Ever since having written my graduation thesis on Yu Kilchun (1856–1914), who was accepted as a student at Keiō Gijuku by Fukuzawa and became the first Korean to study in Japan in modern times, I have been studying reformists in modern Korea, who were known as the Enlightenment faction. In my capacity as a specialist in modern Korean history, in this book I classify and analyze Fukuzawa’s writings about Korea until his final years, including some not included in his complete works, and I do so on the basis of a periodization that broadly divides the “situational structure” in East Asia at the time into four periods. In particular, by paying special attention to moves on the Korean side by, for example, the Enlightenment faction with whom Fukuzawa had close connections, I have, I believe, been able to present an assessment different from past assessments regarding his views on Korea that have been considered “problematic,” such as, in addition to “On Leaving Asia,” “Congratulating the Korean People on the Downfall of Their Country” (13 August 1885) and “The War between Japan and China Is a War between Civilization and Barbarism” (29 July 1894).
 
The “situational structure” of East Asia that continued for more than a hundred years after the Sino-Japanese War, which Fukuzawa described as a war between civilization and barbarism, is now undergoing major changes.
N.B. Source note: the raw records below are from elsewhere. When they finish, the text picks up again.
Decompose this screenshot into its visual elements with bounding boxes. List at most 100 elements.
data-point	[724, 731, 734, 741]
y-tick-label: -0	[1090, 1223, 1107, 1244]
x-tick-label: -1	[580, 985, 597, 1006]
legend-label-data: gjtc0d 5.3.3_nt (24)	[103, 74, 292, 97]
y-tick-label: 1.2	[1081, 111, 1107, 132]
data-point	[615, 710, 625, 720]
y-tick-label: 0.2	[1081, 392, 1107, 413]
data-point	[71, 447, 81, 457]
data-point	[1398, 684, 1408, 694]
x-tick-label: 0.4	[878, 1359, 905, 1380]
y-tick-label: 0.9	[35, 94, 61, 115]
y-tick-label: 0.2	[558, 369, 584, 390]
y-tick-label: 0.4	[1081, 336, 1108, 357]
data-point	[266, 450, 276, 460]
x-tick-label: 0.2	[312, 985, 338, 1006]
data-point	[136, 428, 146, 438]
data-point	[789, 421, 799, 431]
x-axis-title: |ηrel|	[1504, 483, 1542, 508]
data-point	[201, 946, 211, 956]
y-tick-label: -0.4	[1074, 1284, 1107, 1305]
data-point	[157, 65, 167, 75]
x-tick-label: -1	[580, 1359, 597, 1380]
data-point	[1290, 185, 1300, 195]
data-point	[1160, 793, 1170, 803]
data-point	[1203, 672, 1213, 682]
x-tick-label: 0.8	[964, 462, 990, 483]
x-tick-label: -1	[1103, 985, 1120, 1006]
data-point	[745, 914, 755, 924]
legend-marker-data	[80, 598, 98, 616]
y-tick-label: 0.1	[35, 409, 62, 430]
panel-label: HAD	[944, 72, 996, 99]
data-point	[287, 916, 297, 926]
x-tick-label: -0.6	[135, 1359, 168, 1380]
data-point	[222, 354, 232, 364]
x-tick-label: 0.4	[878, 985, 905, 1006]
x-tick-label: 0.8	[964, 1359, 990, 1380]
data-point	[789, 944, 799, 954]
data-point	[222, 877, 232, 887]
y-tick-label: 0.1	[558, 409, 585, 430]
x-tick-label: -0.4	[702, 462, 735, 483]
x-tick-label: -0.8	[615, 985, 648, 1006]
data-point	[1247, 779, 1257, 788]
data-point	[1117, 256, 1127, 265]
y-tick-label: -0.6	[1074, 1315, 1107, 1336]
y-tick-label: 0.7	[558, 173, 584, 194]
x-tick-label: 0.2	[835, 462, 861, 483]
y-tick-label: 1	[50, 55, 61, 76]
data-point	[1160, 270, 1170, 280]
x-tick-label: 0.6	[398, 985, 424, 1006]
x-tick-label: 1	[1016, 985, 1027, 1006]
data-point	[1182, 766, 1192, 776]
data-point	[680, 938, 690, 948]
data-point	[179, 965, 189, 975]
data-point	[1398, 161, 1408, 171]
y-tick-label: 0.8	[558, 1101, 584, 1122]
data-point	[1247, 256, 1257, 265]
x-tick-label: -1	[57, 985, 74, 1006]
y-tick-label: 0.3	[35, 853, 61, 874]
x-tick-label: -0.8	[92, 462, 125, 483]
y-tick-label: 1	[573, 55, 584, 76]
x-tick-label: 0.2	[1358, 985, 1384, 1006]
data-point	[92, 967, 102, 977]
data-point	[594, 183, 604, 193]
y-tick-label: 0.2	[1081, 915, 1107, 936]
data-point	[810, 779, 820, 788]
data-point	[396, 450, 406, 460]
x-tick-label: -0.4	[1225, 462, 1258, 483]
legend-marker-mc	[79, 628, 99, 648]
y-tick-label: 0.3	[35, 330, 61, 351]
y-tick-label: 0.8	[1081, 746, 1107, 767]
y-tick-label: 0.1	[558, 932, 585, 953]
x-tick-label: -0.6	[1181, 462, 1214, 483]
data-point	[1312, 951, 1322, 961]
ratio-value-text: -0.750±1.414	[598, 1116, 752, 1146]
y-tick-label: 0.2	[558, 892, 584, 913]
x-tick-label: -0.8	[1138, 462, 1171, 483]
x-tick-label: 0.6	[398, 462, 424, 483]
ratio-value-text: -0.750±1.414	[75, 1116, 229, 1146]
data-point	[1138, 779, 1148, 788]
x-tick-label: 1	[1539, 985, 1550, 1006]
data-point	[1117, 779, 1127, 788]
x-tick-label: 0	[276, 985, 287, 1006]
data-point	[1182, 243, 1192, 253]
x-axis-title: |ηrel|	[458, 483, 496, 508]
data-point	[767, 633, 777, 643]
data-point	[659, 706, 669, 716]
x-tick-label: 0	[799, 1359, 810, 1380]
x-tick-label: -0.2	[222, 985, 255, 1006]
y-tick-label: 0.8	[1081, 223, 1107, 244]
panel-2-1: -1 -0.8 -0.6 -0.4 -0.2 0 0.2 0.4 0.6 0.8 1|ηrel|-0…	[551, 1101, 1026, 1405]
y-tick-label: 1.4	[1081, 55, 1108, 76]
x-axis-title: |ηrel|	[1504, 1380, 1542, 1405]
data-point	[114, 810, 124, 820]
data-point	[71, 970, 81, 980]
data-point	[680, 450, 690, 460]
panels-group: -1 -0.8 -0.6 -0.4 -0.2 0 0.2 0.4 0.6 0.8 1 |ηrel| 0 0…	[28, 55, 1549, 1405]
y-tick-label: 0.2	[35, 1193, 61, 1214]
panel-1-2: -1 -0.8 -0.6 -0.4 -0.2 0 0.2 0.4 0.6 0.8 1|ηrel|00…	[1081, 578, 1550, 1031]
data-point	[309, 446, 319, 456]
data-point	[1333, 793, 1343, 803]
Although this book does not directly discuss international relations in present-day East Asia, Japan-Korea relations at the time of Fukuzawa, when the Sinocentric world was experiencing enormous change, may provide a perspective for relativizing in historical terms relations between present-day Japan and its neighbours. Of course, in order to truly close in on the “situational structure” as understood by Fukuzawa, it will be necessary to undertake further evidential research based on historical sources, dealing, for example, with Fukuzawa’s network in regard to Korea and the information that he obtained from it. This is a task for the future.